Is there a need for a fast compression algorithm for geospatial data?

Fast compression algorithms like Snappy, QuickLZ and LZ4 are designed for a general stream of bytes, and typically don’t treat byte-sequences representing numbers in any special way. Geospatial data is special in the sense that it often contains a large amount of numbers, like floats, representing coordinates.

Luckily for me, I happened to share an office today with the inventor of QuickLZ, which made it a bit easier to test the idea. Lasse suggested that I try to replace floats with a ‘$’ plus 8 random characters, which is the result referred to as “lz4-geo” in the benchmark section. The idea was to try to gauge how well the approach would work.

It’s a good idea?

This makes me wonder whether there would be value in an extension of an existing algorithm, such that string floats are stored as float-floats or as integers (by multiplying by a constant and truncating).
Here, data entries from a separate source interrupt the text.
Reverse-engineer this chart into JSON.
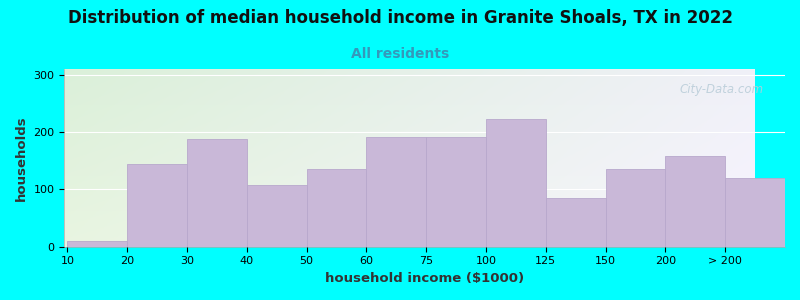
{
  "title": "Distribution of median household income in Granite Shoals, TX in 2022",
  "subtitle": "All residents",
  "xlabel": "household income ($1000)",
  "ylabel": "households",
  "bar_labels": [
    "10",
    "20",
    "30",
    "40",
    "50",
    "60",
    "75",
    "100",
    "125",
    "150",
    "200",
    "> 200"
  ],
  "bar_heights": [
    10,
    145,
    188,
    107,
    135,
    192,
    192,
    222,
    85,
    135,
    158,
    120
  ],
  "bar_color": "#c9b8d8",
  "bar_edge_color": "#b8a8cc",
  "yticks": [
    0,
    100,
    200,
    300
  ],
  "ylim": [
    0,
    310
  ],
  "background_color": "#00ffff",
  "grad_color_topleft": "#daf0d8",
  "grad_color_topright": "#f0f0f8",
  "grad_color_bottomleft": "#e8f5e0",
  "grad_color_bottomright": "#f5f5fe",
  "title_fontsize": 12,
  "subtitle_fontsize": 10,
  "title_color": "#111111",
  "subtitle_color": "#3399bb",
  "axis_label_fontsize": 9.5,
  "axis_label_color": "#333333",
  "watermark_text": "City-Data.com",
  "watermark_color": "#b8ccd8"
}
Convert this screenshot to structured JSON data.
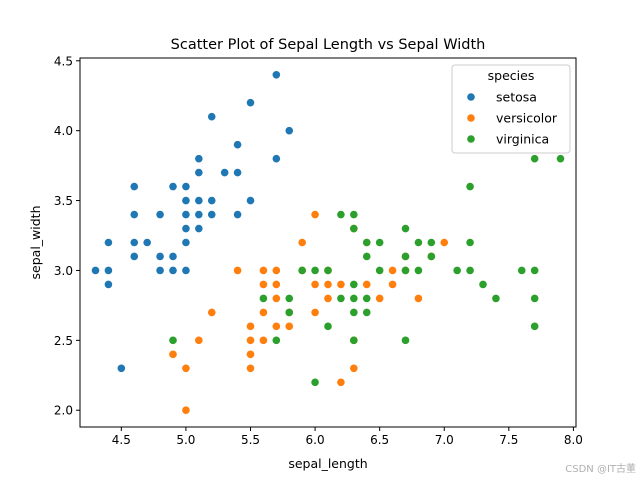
{
  "chart_data": {
    "type": "scatter",
    "title": "Scatter Plot of Sepal Length vs Sepal Width",
    "xlabel": "sepal_length",
    "ylabel": "sepal_width",
    "xlim": [
      4.18,
      8.02
    ],
    "ylim": [
      1.88,
      4.52
    ],
    "x_ticks": [
      4.5,
      5.0,
      5.5,
      6.0,
      6.5,
      7.0,
      7.5,
      8.0
    ],
    "x_tick_labels": [
      "4.5",
      "5.0",
      "5.5",
      "6.0",
      "6.5",
      "7.0",
      "7.5",
      "8.0"
    ],
    "y_ticks": [
      2.0,
      2.5,
      3.0,
      3.5,
      4.0,
      4.5
    ],
    "y_tick_labels": [
      "2.0",
      "2.5",
      "3.0",
      "3.5",
      "4.0",
      "4.5"
    ],
    "grid": false,
    "legend": {
      "title": "species",
      "placement": "top-right"
    },
    "series": [
      {
        "name": "setosa",
        "color": "#1f77b4",
        "points": [
          [
            4.3,
            3.0
          ],
          [
            4.4,
            2.9
          ],
          [
            4.4,
            3.0
          ],
          [
            4.4,
            3.2
          ],
          [
            4.5,
            2.3
          ],
          [
            4.6,
            3.1
          ],
          [
            4.6,
            3.2
          ],
          [
            4.6,
            3.4
          ],
          [
            4.6,
            3.6
          ],
          [
            4.7,
            3.2
          ],
          [
            4.8,
            3.0
          ],
          [
            4.8,
            3.1
          ],
          [
            4.8,
            3.4
          ],
          [
            4.9,
            3.0
          ],
          [
            4.9,
            3.1
          ],
          [
            4.9,
            3.6
          ],
          [
            5.0,
            3.0
          ],
          [
            5.0,
            3.2
          ],
          [
            5.0,
            3.3
          ],
          [
            5.0,
            3.4
          ],
          [
            5.0,
            3.5
          ],
          [
            5.0,
            3.6
          ],
          [
            5.1,
            3.3
          ],
          [
            5.1,
            3.4
          ],
          [
            5.1,
            3.5
          ],
          [
            5.1,
            3.7
          ],
          [
            5.1,
            3.8
          ],
          [
            5.2,
            3.4
          ],
          [
            5.2,
            3.5
          ],
          [
            5.2,
            4.1
          ],
          [
            5.3,
            3.7
          ],
          [
            5.4,
            3.4
          ],
          [
            5.4,
            3.7
          ],
          [
            5.4,
            3.9
          ],
          [
            5.5,
            3.5
          ],
          [
            5.5,
            4.2
          ],
          [
            5.7,
            3.8
          ],
          [
            5.7,
            4.4
          ],
          [
            5.8,
            4.0
          ]
        ]
      },
      {
        "name": "versicolor",
        "color": "#ff7f0e",
        "points": [
          [
            4.9,
            2.4
          ],
          [
            5.0,
            2.0
          ],
          [
            5.0,
            2.3
          ],
          [
            5.1,
            2.5
          ],
          [
            5.2,
            2.7
          ],
          [
            5.4,
            3.0
          ],
          [
            5.5,
            2.3
          ],
          [
            5.5,
            2.4
          ],
          [
            5.5,
            2.5
          ],
          [
            5.5,
            2.6
          ],
          [
            5.6,
            2.5
          ],
          [
            5.6,
            2.7
          ],
          [
            5.6,
            2.9
          ],
          [
            5.6,
            3.0
          ],
          [
            5.7,
            2.6
          ],
          [
            5.7,
            2.8
          ],
          [
            5.7,
            2.9
          ],
          [
            5.7,
            3.0
          ],
          [
            5.8,
            2.6
          ],
          [
            5.8,
            2.7
          ],
          [
            5.9,
            3.0
          ],
          [
            5.9,
            3.2
          ],
          [
            6.0,
            2.7
          ],
          [
            6.0,
            2.9
          ],
          [
            6.0,
            3.4
          ],
          [
            6.1,
            2.8
          ],
          [
            6.1,
            2.9
          ],
          [
            6.1,
            3.0
          ],
          [
            6.2,
            2.2
          ],
          [
            6.2,
            2.9
          ],
          [
            6.3,
            2.3
          ],
          [
            6.3,
            2.5
          ],
          [
            6.3,
            3.3
          ],
          [
            6.4,
            2.9
          ],
          [
            6.4,
            3.2
          ],
          [
            6.5,
            2.8
          ],
          [
            6.6,
            2.9
          ],
          [
            6.6,
            3.0
          ],
          [
            6.7,
            3.0
          ],
          [
            6.7,
            3.1
          ],
          [
            6.8,
            2.8
          ],
          [
            6.9,
            3.1
          ],
          [
            7.0,
            3.2
          ]
        ]
      },
      {
        "name": "virginica",
        "color": "#2ca02c",
        "points": [
          [
            4.9,
            2.5
          ],
          [
            5.6,
            2.8
          ],
          [
            5.7,
            2.5
          ],
          [
            5.8,
            2.7
          ],
          [
            5.8,
            2.8
          ],
          [
            5.9,
            3.0
          ],
          [
            6.0,
            2.2
          ],
          [
            6.0,
            3.0
          ],
          [
            6.1,
            2.6
          ],
          [
            6.1,
            3.0
          ],
          [
            6.2,
            2.8
          ],
          [
            6.2,
            3.4
          ],
          [
            6.3,
            2.5
          ],
          [
            6.3,
            2.7
          ],
          [
            6.3,
            2.8
          ],
          [
            6.3,
            2.9
          ],
          [
            6.3,
            3.3
          ],
          [
            6.3,
            3.4
          ],
          [
            6.4,
            2.7
          ],
          [
            6.4,
            2.8
          ],
          [
            6.4,
            3.1
          ],
          [
            6.4,
            3.2
          ],
          [
            6.5,
            3.0
          ],
          [
            6.5,
            3.2
          ],
          [
            6.7,
            2.5
          ],
          [
            6.7,
            3.0
          ],
          [
            6.7,
            3.1
          ],
          [
            6.7,
            3.3
          ],
          [
            6.8,
            3.0
          ],
          [
            6.8,
            3.2
          ],
          [
            6.9,
            3.1
          ],
          [
            6.9,
            3.2
          ],
          [
            7.1,
            3.0
          ],
          [
            7.2,
            3.0
          ],
          [
            7.2,
            3.2
          ],
          [
            7.2,
            3.6
          ],
          [
            7.3,
            2.9
          ],
          [
            7.4,
            2.8
          ],
          [
            7.6,
            3.0
          ],
          [
            7.7,
            2.6
          ],
          [
            7.7,
            2.8
          ],
          [
            7.7,
            3.0
          ],
          [
            7.7,
            3.8
          ],
          [
            7.9,
            3.8
          ]
        ]
      }
    ]
  },
  "watermark": "CSDN @IT古董"
}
That is, store “1234567.1234567” as a float/int instead of a bunch of bytes.

It’s a bad idea?

Although existing algorithms don’t recognize number literals, and even though geospatial data might not contain repeated coordinates very often, these algorithms (Snappy etc) might still compress them well, given that substrings inside number literals, say sequences like “23” or “0.1”, are much more frequent than the entire literal may be.

Trying it out: Benchmark

OK, first things first. How well do the existing algorithms actually compress geographical data like GeoJSON? To get an idea of this, I ran a simple benchmark written in Python (only compared compression rate).

I tested with some openstreetmap data for Denmark. One file contains a GeoJSON FeatureCollection (Denmark highway dataset). The other file contains 1000 WKT points (Denmark POI dataset).

Here is the result:

BENCHMARK: example1.json
algorithm	ratio
---
lz4:		3.798459
zlib(1)		5.112881
zlib(9)		6.230600
lz4-geo:	3.517534

BENCHMARK: example2.wkt
algorithm	ratio
---
lz4:		1.606806
zlib(1)		2.398542
zlib(9)		2.499737
lz4-geo:	2.729407

Benchmark code (Python):

import lz4
import zlib
import re
import string
import random

floatregex = r'[0-9]+\.[0-9]+'

def randomchars(match):
	result = ['$']
	result.extend([random.choice(string.letters[0:8]) for i in range(8)])
	return "".join(result)

def benchmark(filename):

	print ""
	print "BENCHMARK: %s" % filename

	data = open(filename,'r').read()
	orig = len(data)

	#print "length uncompressed: %d" % orig

	print "algorithm	ratio"
	print "---"
	print "lz4:		%f" % (orig / float(len(lz4.dumps(data))))
	print "zlib(1)		%f" % (orig / float(len(zlib.compress(data,1))))
	print "zlib(9)		%f" % (orig / float(len(zlib.compress(data,9))))


	lasse_idea =  re.sub(floatregex,randomchars,data)

	print "lz4-geo:	%f" % (orig / float(len(lz4.dumps(lasse_idea))))

benchmark('example1.json')
benchmark('example2.wkt')

print ""
print "benchmark done"

Conclusion

GeoJSON FeatureCollection benchmark

For GeoJSON FeatureCollections the algorithms do fairly well, with lz4 having a compression ratio of 3.5. My assumption that coordinates are random does not hold. There are many long runs of zeros and nines in the data, which compress nicely when viewed as text. The string-replace approach actually did worse.

WKT Points

For a dataset that contains mostly floating points, the algorithms do fairly bad.